To put an end to this, drugs ought to be legalized. With drugs legalized, gangs would no longer have a monopoly on the market. Users could buy their drugs from gas stations at cheaper prices, and petty drug dealers would be put out of business. Dealing drugs would no longer be profitable to gangs and without drug “turf”, gangs would have less to fight over. Our inner cities could grow and thrive because people would no longer be afraid to walk around outside, for fear of being accidentally shot in a drive-by. To eliminate gangs (or at least minimize them), we could eliminate their endless flow of money by legalizing the drugs they sell.
Simple enough, right? There are non-government, free market solutions that could work for our inner cities. Eliminate price controls on both rent and labor, install a competition based school choice and school voucher system, and end the destructive “war on drugs”.
Each of these ideas has its opponents, usually not the people who would see the most benefit. Opponents of minimum wage laws (namely the AFL-CIO and other union organizations) know that lower priced labor would end their firm grasp on jobs in industries they control. They instead fight for minimum wage laws, and under the guise of a “living wage”, they keep younger and less experienced workers from competing with them for jobs.
Opponents of education reform don’t want their schools to have to compete, for fear that they might not stand up to the competition. Unions once again fight to keep their stranglehold on public education; demanding ever higher wages yet refusing to be held accountable for their failure to produce good students. Schools create a product, and they need to be held accountable for it; the market does this better than anything else.
Opponents of the war on drugs are content to keep paying more police officers to deal with less important work. Despite what some may think, legalization of drugs will not mean a large increase in the number of drug users. But this idea is pedaled by holier than thou groups, looking to ban something that they see as evil. Drugs may be bad, but prohibiting them creates bigger monsters that hurt far more people.

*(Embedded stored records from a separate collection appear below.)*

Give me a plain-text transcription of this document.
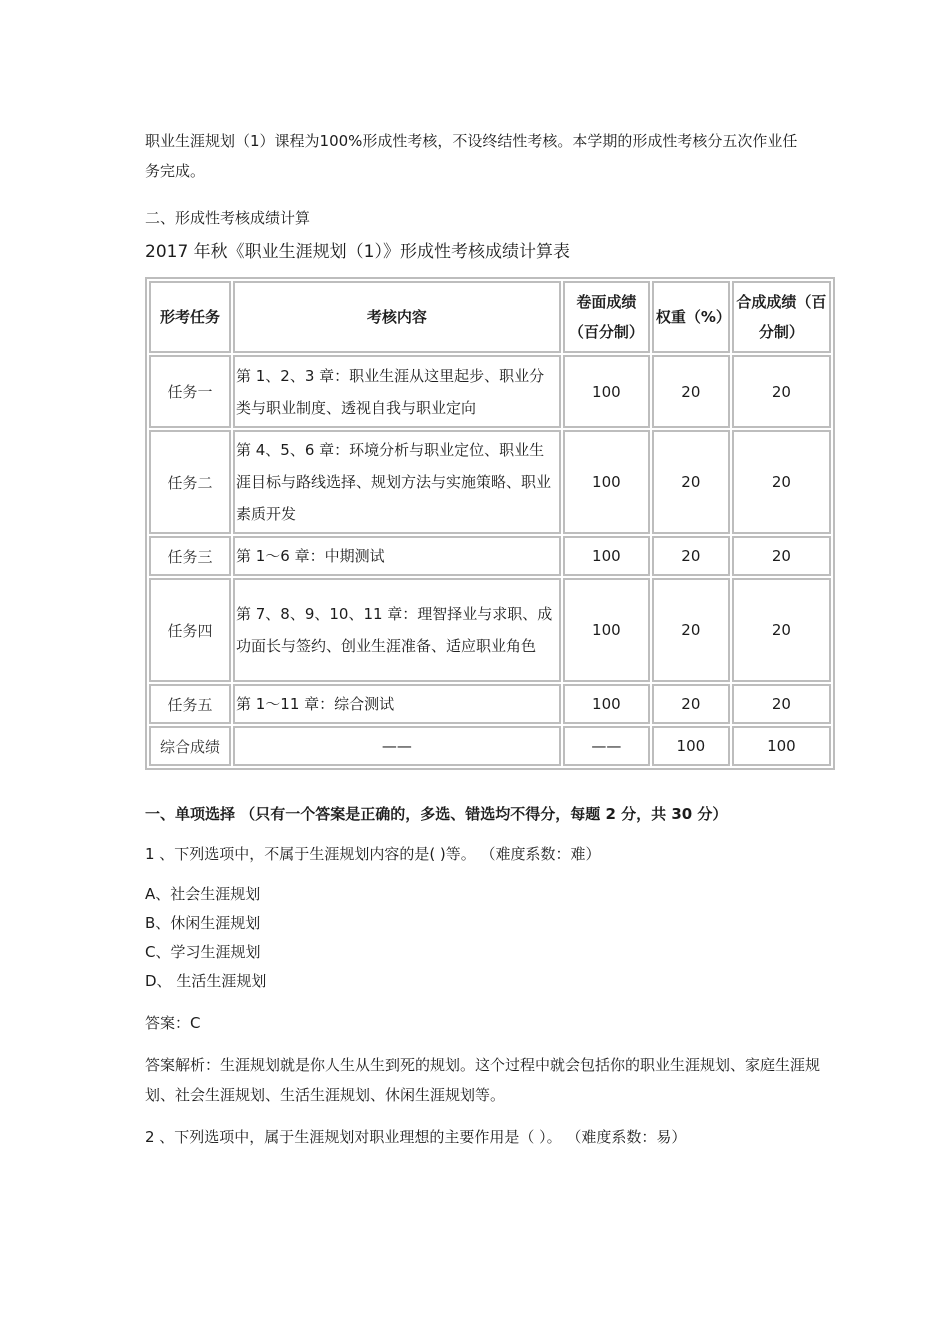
职业生涯规划（1）课程为100%形成性考核，不设终结性考核。本学期的形成性考核分五次作业任务完成。

二、形成性考核成绩计算

2017 年秋《职业生涯规划（1）》形成性考核成绩计算表

形考任务	考核内容	卷面成绩（百分制）	权重（%）	合成成绩（百分制）
任务一	第 1、2、3 章：职业生涯从这里起步、职业分类与职业制度、透视自我与职业定向	100	20	20
任务二	第 4、5、6 章：环境分析与职业定位、职业生涯目标与路线选择、规划方法与实施策略、职业素质开发	100	20	20
任务三	第 1～6 章：中期测试	100	20	20
任务四	第 7、8、9、10、11 章：理智择业与求职、成功面长与签约、创业生涯准备、适应职业角色	100	20	20
任务五	第 1～11 章：综合测试	100	20	20
综合成绩	——	——	100	100

一、单项选择 （只有一个答案是正确的，多选、错选均不得分，每题 2 分，共 30 分）

1 、下列选项中，不属于生涯规划内容的是( )等。 （难度系数：难）

A、社会生涯规划

B、休闲生涯规划

C、学习生涯规划

D、 生活生涯规划

答案：C

答案解析：生涯规划就是你人生从生到死的规划。这个过程中就会包括你的职业生涯规划、家庭生涯规划、社会生涯规划、生活生涯规划、休闲生涯规划等。

2 、下列选项中，属于生涯规划对职业理想的主要作用是（ ）。 （难度系数：易）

3 Part solution: Eliminate price controls, increase competition in schools, end the war on drugs. This of course will not end all that is wrong in inner cities. The destruction of the family via never ending welfare programs is another issue to take on. The world is a flawed place and it will never be perfect. Everything is a trade off, and our job is get the best deal we can. I believe these reforms would yield a better deal than the one we have now.